Pharmacological inhibition of β-catenin kinase GSK3 increases Tg(Hsa.CTGF:nlsmCherry)^ia49 reporter signal. (A) Tg(Hsa.CTGF:nlsmCherry)^ia49 embryos were exposed to BIO from 24 to 48 hpf, and after fixation, the mCherry transgene expression was assessed by in situ hybridization. (B,C) The embryos treated with BIO showed higher levels of mRNA mCherry transgene expression compared to their untreated control siblings. In the in situ hybridization experiments, the signal intensity variation was assessed using two different methods. In (B), the analysis was performed by grouping the embryos into three distinct classes based on the observed signal strength at the whole embryo level. In (C), the mCherry signals were quantified by measuring the pixel intensity in the head region, using Volocity 6.0 software. Control (n = 52), BIO (n = 51). (D) In 48 hpf zebrafish embryos, the expression of ccn2a and ccn2b genes was strongly up-regulated after treatment with BIO for 24 h. mRNA levels were normalized to the DMSO-treated controls (dashed line). Scale bar: 250 μm. In (C,D), data are presented as mean +/− SEM (Mann−Whitney test in (C) and Student t-test in (D); * p < 0.05, ** p < 0.01, *** p < 0.001, **** p < 0.0001).

Figure 5

Tg(Hsa.CTGF:nlsmCherry)^ia49 reporter activity is increased in apc mutant background at 72 hpf. (A) apc^hu745 mutants fail to develop the cartilage structure, as evidenced by the alcian blue staining. (B) The reporter signal, labeling the pharyngeal arches (ph), disappears in apc^hu745 mutant background due to the lack of these structures, as shown by the in situ hybridization against mCherry mRNA as well. (C) In situ hybridization for mCherry displaying the general upregulation of Yap/Taz reporter activity in apc^hu745 mutant background.

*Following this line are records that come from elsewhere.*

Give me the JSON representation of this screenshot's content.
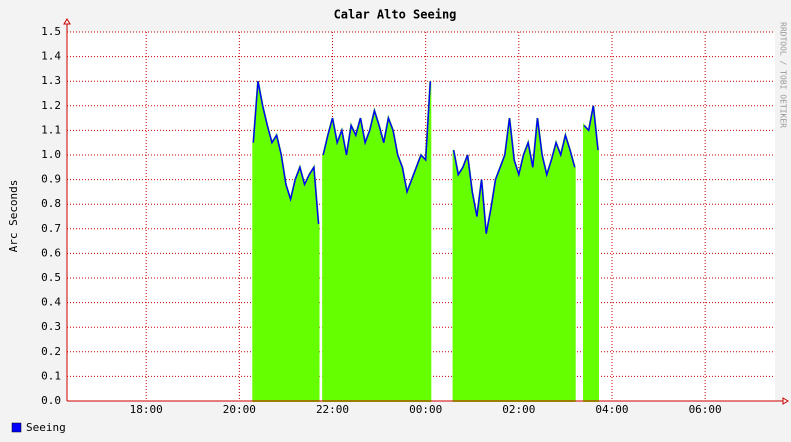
{
  "chart_data": {
    "type": "area",
    "title": "Calar Alto Seeing",
    "ylabel": "Arc Seconds",
    "watermark": "RRDTOOL / TOBI OETIKER",
    "legend": "bottom-left",
    "grid": true,
    "xlim": [
      16.3,
      31.5
    ],
    "ylim": [
      0,
      1.5
    ],
    "xticks": [
      {
        "value": 18,
        "label": "18:00"
      },
      {
        "value": 20,
        "label": "20:00"
      },
      {
        "value": 22,
        "label": "22:00"
      },
      {
        "value": 24,
        "label": "00:00"
      },
      {
        "value": 26,
        "label": "02:00"
      },
      {
        "value": 28,
        "label": "04:00"
      },
      {
        "value": 30,
        "label": "06:00"
      }
    ],
    "yticks": [
      {
        "value": 0,
        "label": "0.0"
      },
      0.1,
      0.2,
      0.3,
      0.4,
      0.5,
      0.6,
      0.7,
      0.8,
      0.9,
      {
        "value": 1,
        "label": "1.0"
      },
      1.1,
      1.2,
      1.3,
      1.4,
      1.5
    ],
    "x": [
      20.3,
      20.4,
      20.5,
      20.6,
      20.7,
      20.8,
      20.9,
      21.0,
      21.1,
      21.2,
      21.3,
      21.4,
      21.5,
      21.6,
      21.7,
      21.75,
      21.8,
      21.9,
      22.0,
      22.1,
      22.2,
      22.3,
      22.4,
      22.5,
      22.6,
      22.7,
      22.8,
      22.9,
      23.0,
      23.1,
      23.2,
      23.3,
      23.4,
      23.5,
      23.6,
      23.7,
      23.8,
      23.9,
      24.0,
      24.1,
      24.3,
      24.6,
      24.7,
      24.8,
      24.9,
      25.0,
      25.1,
      25.2,
      25.3,
      25.4,
      25.5,
      25.6,
      25.7,
      25.8,
      25.9,
      26.0,
      26.1,
      26.2,
      26.3,
      26.4,
      26.5,
      26.6,
      26.7,
      26.8,
      26.9,
      27.0,
      27.1,
      27.2,
      27.3,
      27.4,
      27.5,
      27.6,
      27.7
    ],
    "series": [
      {
        "name": "Seeing",
        "color": "#0000ff",
        "fill": "#66ff00",
        "values": [
          1.05,
          1.3,
          1.2,
          1.12,
          1.05,
          1.08,
          1.0,
          0.88,
          0.82,
          0.9,
          0.95,
          0.88,
          0.92,
          0.95,
          0.72,
          null,
          1.0,
          1.08,
          1.15,
          1.05,
          1.1,
          1.0,
          1.12,
          1.08,
          1.15,
          1.05,
          1.1,
          1.18,
          1.12,
          1.05,
          1.15,
          1.1,
          1.0,
          0.95,
          0.85,
          0.9,
          0.95,
          1.0,
          0.98,
          1.3,
          null,
          1.02,
          0.92,
          0.95,
          1.0,
          0.85,
          0.75,
          0.9,
          0.68,
          0.78,
          0.9,
          0.95,
          1.0,
          1.15,
          0.98,
          0.92,
          1.0,
          1.05,
          0.95,
          1.15,
          1.0,
          0.92,
          0.98,
          1.05,
          1.0,
          1.08,
          1.02,
          0.95,
          null,
          1.12,
          1.1,
          1.2,
          1.02
        ]
      }
    ]
  }
}
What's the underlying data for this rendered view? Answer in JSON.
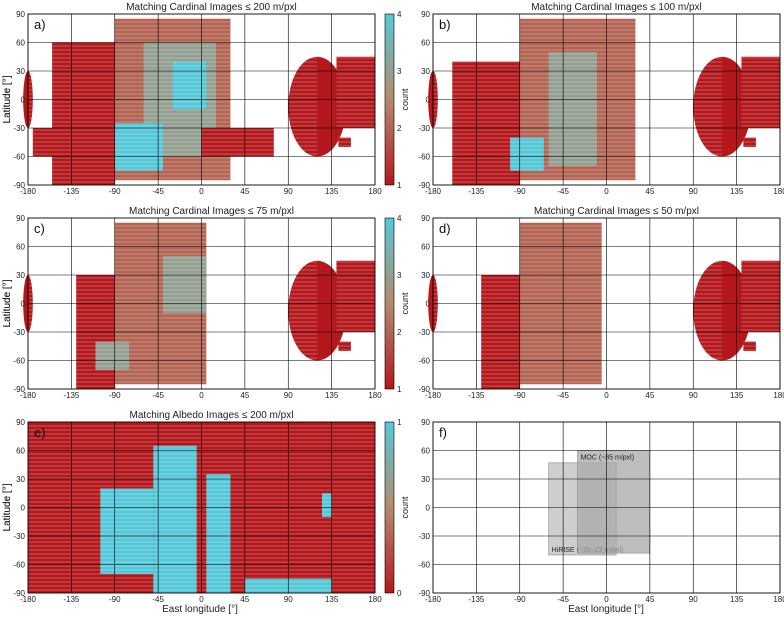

The increase in mCherry mRNA levels is evident in the brain (b), eyes (e), otic vesicle (ov), heart (h), and vascular system (vs) along the yolk extension. (D,E) Quantification of the in-situ hybridization experiments was performed (D) by grouping the embryos into three distinct classes according to the observed signal strength at the whole-embryo level, or (E) by measuring the pixel intensity in the head region of each sample using Volocity 6.0 software. Control (n = 48), APC^−/− (n = 39). In (E), data are presented as mean +/− SEM (Mann−Whitney test). Scale bar: 500 μm; *** p < 0.001.